The ninth and final leg, 960 nautical miles from Lorient, France, to Gothenburg, Sweden, begins Tuesday and may confirm leader Abu Dhabi Ocean Racing as the winner.

“In the previous races the teams with the most money and probably as well the best development programs, they would nine out of 10 times win,” Team Brunel skipper Bouwe Bekking, who’s taking part in his seventh Volvo, said at a press conference in Lisbon on June 5. “But this time it’s just the best team will win.”

Boat speed has been one of the “overriding factors” in the race, said Abu Dhabi Ocean Racing skipper Ian Walker, who’s completing his third Volvo.

“So that would lead you to say you need the best trimmers and helmsmen,” he said. “But having said that, you have to have a good strategy.”

Boat upgrades

At sea, the seven boats have access to the same meteorological information and are restricted to 25 megabytes of data on average per day, Team Alvimedica navigator Will Oxley said as he set up a laptop inside the boat that’s stripped of any non-essential equipment.

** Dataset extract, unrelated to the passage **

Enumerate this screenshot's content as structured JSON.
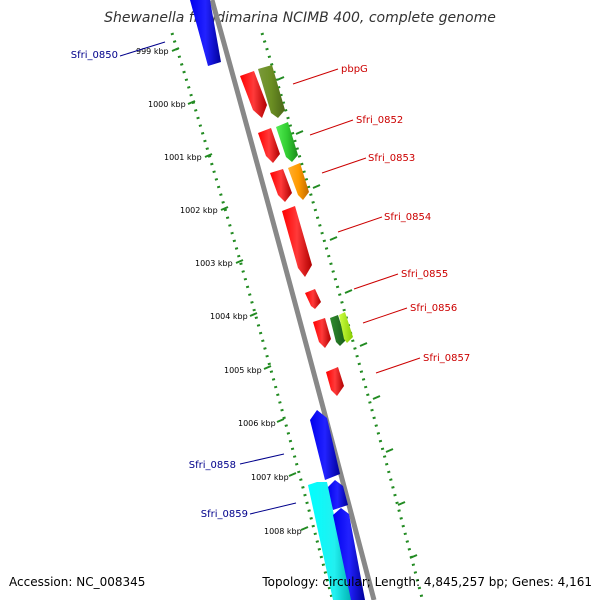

“The danger with one design is that unless you keep advancing, then you get left behind a little bit in terms of the technology,” he said.

The boats taking part in this edition will be upgraded before the next race and some tweaks might be made including possibly making them lighter, said Frostad, who has sailed four Volvos.

“Decision-making was important in the past too, but now it’s more visible,” he said.

America’s Cup organizers are also trying to reduce the cost of taking part in that sailing race dating back to 1851. Billionaire Larry Ellison spent at least $100 million on Oracle Team USA’s successful campaign in 2013.

“We came in later so the one-design rule was essential,” Mirella Vitale, commercial director of the team sponsored by wind turbine maker Vestas Wind Systems A/S, said in an interview before the boats set out in the penultimate leg from Lisbon to Lorient. “We neither had the time nor the expertise to go out and develop a boat. It’s the first time we’ve done a global sports sponsorship.”

The Vestas boat, which is in last place, re-joined the race in Lisbon this month after missing five legs when it ran aground on an Indian Ocean reef in November.

Another new team, Team Alvimedica, founded by Brown University alumni Mark Towill and Charlie Enright, currently lies in fifth place.

“For us being the young and relatively inexperienced team in the race it’s really leveled the playing field and made it all about the sailors and the decisions you make, and not about the enormous race that is designing and building the best boat,” Towill said. We’re “already talking about the next race.”